Obama séduit l'opinion mais pas les électeurs
Le candidat démocrate a beau aimanter les
foules aux Etats-Unis comme à l'étranger, il reste incapable de creuser l'écart
dans les sondages avec son rival John McCain. ne question continue de
poursuivre Barack Obama alors même qu'il franchit un à un les écueils dans la
course à la Maison-Blanche : pourquoi ne s'en sort-il pas mieux ?
Cette question se posait déjà lorsqu'il se battait contre Hillary Clinton dans
de nombreux Etats durant les primaires démocrates, obtenant des résultats qui
contrastaient parfois avec les immenses foules enthousiastes accourues pour l'écouter.
Et la voilà qui revient à nouveau, alors que le sénateur de l'Illinois vient
juste de rentrer d'une tournée à l'étranger que même les républicains ont
qualifiée de triomphale.
En l'occurrence, la question est de savoir pourquoi, compte tenu de la rancœur
des Américains vis-à-vis du président Bush et du Parti républicain et de
l'impression qu'Obama est le candidat qui mène la meilleure campagne, le
sénateur de l'Illinois ne dispose pas d'une avance plus confortable dans les
sondages nationaux. Dans la plupart des récentes enquêtes d'opinion, Obama ne
devance McCain que de 6 à 7 % au niveau national, et il dépasse rarement le
seuil des 50 % d'intentions de vote. Des statistiques qui créent une sourde
inquiétude chez certains démocrates.
"Cela fait des années que les électeurs américains connaissent John
McCain", commente Bill McInturff, un sondeur républicain. "Mais
nombreux sont ceux qui se demandent : 'Qui est donc ce Barack Obama ?
Avions-nous entendu parler de lui il y a à peine six mois ?' Il n'a que 46 ans,
et c'est quelqu'un que personne ne connaît."
Pour Peter Hart, un sondeur démocrate, les enquêtes d'opinion prouvent qu'il ne
faut pas oublier les obstacles particuliers auxquels doit faire face Obama.
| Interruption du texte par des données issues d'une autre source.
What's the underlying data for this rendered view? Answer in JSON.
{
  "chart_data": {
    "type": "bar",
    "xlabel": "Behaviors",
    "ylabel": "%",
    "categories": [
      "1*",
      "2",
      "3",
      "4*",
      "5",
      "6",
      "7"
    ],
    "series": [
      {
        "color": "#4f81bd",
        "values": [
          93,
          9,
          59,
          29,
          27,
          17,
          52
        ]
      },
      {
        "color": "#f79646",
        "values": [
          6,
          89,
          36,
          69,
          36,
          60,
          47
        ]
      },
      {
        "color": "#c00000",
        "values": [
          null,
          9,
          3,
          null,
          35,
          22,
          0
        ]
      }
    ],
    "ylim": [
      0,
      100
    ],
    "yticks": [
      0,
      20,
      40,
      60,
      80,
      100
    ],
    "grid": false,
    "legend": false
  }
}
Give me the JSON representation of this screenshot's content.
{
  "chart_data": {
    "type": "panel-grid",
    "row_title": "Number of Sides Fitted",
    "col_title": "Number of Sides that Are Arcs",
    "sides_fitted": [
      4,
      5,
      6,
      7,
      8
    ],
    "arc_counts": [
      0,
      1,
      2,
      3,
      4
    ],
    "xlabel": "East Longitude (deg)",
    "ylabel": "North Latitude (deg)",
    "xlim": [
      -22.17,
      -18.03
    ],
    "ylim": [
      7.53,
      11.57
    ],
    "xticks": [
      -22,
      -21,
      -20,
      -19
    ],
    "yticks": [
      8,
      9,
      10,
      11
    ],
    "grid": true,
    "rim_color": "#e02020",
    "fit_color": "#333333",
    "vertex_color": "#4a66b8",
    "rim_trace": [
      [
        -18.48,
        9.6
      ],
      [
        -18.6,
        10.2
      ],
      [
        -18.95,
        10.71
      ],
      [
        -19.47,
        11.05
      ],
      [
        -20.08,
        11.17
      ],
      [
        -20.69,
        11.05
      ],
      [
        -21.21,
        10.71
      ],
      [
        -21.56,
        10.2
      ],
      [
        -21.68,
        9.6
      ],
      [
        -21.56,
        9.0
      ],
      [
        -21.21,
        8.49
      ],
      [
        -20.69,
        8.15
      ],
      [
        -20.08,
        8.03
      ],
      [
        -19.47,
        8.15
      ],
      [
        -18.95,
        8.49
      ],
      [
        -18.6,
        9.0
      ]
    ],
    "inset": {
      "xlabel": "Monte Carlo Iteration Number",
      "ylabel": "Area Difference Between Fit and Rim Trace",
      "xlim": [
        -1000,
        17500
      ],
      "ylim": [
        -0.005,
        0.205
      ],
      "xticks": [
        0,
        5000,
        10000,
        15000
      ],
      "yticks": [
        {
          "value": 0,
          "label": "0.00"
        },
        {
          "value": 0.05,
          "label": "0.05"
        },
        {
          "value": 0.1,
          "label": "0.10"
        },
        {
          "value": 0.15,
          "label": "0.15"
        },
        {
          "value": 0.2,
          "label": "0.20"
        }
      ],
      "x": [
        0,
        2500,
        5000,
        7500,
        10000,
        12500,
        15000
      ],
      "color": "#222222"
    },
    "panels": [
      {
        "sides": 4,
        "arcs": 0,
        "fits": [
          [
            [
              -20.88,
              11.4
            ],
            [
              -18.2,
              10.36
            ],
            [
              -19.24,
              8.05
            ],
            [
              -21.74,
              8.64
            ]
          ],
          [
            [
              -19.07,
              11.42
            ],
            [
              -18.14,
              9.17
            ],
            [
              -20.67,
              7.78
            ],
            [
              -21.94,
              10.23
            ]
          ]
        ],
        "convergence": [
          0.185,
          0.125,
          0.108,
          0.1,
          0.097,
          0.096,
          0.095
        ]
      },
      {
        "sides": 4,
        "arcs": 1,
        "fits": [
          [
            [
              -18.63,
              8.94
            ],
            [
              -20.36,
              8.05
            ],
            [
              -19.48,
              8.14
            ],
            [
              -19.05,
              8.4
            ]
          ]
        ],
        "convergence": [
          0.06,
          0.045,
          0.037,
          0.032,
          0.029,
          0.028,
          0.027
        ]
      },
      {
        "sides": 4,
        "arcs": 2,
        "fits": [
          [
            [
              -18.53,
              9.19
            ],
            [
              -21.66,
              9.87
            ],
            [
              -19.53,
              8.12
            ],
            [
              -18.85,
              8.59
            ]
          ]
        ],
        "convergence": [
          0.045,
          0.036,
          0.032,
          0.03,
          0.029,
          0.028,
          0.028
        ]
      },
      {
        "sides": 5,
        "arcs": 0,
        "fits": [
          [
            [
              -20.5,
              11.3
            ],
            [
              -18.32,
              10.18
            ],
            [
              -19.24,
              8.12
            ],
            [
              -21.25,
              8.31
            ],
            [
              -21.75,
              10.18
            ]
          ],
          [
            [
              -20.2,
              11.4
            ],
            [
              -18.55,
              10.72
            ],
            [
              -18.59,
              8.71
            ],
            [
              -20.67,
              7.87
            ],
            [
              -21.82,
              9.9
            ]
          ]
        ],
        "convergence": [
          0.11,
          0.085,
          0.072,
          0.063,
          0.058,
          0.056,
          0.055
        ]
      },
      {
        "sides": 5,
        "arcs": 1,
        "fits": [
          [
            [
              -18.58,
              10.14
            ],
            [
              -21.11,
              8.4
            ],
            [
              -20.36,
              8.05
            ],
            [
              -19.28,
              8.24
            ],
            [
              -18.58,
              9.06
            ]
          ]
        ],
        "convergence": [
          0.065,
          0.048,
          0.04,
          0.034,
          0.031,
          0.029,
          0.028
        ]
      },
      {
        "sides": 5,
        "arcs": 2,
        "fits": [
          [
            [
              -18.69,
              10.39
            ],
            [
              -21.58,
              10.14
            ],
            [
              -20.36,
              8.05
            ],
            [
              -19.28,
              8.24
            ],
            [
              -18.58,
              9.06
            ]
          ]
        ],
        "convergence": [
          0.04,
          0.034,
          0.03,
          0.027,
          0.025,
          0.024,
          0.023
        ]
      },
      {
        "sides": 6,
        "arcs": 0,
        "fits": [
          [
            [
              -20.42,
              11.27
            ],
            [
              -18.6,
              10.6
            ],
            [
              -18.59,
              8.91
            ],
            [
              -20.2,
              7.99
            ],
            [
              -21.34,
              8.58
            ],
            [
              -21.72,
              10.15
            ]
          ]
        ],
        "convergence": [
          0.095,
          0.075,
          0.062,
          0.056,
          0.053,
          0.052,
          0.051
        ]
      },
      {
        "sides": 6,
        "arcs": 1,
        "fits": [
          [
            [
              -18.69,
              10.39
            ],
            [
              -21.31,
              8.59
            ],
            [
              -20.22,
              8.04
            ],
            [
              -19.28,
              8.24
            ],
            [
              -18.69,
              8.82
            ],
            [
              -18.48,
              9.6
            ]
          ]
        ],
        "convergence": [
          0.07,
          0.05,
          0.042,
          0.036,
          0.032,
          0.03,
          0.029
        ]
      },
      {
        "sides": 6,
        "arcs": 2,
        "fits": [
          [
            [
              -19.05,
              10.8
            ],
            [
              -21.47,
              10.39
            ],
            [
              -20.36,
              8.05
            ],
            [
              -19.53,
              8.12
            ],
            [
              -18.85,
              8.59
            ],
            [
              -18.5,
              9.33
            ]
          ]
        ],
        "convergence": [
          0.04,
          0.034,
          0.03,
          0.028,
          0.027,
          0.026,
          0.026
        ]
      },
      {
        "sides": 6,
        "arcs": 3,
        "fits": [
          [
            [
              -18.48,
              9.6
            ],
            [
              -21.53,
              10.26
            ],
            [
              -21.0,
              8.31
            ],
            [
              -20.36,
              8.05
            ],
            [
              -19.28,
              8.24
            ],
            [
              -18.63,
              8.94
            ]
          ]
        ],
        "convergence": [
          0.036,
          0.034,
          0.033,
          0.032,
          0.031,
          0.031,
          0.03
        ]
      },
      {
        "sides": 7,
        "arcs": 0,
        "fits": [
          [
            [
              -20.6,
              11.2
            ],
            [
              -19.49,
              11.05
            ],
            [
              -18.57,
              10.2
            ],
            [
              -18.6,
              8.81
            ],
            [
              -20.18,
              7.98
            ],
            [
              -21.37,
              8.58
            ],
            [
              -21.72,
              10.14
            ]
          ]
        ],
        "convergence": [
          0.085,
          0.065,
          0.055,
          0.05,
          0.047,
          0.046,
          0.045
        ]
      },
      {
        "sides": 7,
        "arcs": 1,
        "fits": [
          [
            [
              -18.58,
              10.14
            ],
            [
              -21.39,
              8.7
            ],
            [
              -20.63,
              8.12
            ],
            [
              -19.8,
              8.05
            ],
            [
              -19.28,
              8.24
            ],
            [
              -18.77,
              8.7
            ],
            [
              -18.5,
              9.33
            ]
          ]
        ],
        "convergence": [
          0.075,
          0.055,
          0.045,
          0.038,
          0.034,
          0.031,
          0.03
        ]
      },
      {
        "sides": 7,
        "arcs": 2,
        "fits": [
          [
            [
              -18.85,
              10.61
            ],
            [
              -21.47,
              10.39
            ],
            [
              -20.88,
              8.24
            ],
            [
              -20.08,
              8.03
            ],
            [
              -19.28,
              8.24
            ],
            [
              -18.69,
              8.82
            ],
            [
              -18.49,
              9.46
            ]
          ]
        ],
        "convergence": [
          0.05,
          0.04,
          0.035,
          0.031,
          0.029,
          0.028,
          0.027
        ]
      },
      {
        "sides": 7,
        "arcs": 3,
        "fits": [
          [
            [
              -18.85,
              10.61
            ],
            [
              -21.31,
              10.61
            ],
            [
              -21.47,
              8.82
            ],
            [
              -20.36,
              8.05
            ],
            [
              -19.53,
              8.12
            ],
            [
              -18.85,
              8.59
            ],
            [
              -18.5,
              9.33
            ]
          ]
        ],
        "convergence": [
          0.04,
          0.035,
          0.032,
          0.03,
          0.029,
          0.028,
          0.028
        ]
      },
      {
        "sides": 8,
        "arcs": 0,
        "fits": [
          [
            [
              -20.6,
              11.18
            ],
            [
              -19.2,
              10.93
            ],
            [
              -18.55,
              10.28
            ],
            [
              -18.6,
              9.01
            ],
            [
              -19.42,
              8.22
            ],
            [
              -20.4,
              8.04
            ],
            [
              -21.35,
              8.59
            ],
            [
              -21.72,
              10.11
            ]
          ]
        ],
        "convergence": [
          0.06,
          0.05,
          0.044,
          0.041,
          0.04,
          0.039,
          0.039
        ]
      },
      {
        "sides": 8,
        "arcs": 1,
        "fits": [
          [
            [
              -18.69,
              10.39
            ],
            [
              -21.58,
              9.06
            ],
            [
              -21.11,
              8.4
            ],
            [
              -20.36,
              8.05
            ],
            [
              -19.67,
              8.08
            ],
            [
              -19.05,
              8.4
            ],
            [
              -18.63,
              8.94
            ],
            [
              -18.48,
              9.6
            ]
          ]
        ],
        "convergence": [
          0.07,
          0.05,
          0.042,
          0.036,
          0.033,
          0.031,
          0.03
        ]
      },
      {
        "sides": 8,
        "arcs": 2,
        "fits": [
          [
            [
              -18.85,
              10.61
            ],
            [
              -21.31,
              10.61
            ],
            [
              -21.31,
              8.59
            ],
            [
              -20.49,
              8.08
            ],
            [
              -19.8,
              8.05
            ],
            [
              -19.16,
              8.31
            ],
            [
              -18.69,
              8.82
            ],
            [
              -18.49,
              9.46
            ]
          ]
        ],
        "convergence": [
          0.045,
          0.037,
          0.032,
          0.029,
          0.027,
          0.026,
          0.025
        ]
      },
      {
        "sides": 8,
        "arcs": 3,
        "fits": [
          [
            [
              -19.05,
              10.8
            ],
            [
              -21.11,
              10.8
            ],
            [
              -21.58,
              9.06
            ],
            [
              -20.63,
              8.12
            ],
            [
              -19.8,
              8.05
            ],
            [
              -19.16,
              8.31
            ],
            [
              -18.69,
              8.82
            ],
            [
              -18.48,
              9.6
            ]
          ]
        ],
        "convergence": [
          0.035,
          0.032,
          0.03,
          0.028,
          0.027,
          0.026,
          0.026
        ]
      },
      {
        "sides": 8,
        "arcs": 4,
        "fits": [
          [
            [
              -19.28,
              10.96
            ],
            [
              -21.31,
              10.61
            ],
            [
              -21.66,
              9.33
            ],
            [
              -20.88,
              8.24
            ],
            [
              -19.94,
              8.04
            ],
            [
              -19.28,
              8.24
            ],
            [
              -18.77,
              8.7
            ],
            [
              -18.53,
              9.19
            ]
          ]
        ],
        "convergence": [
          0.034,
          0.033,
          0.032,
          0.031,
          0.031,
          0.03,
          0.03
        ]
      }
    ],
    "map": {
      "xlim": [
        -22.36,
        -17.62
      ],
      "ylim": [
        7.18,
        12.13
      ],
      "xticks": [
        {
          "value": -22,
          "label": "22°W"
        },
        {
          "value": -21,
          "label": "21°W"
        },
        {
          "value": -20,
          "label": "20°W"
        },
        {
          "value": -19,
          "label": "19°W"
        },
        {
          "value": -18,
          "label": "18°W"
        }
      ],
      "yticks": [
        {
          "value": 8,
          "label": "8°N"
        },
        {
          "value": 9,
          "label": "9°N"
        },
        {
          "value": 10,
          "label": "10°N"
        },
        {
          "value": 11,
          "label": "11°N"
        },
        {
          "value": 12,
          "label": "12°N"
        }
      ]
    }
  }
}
"C'est un Africain-Américain dont le parcours est tout à fait inhabituel
et auquel peu d'Américains peuvent s'identifier, note-t-il. Ajoutez à cela le
fait qu'il a passé seulement quatre années au Sénat et possède très peu
d'expérience internationale. C'est un grand bond que doit faire l'opinion
américaine."
Mais, en réalité, Obama est-il vraiment en difficulté ? Ces sondages d'été
traduisent-ils réellement une contre-performance ou des faiblesses
fondamentales dans sa campagne ? Compte tenu de l'histoire des élections
présidentielles des cinquante dernières années et de la polarisation croissante
de la vie politique américaine, une victoire de l'un des deux candidats avec
une marge de sept points en novembre serait considérée comme un triomphe.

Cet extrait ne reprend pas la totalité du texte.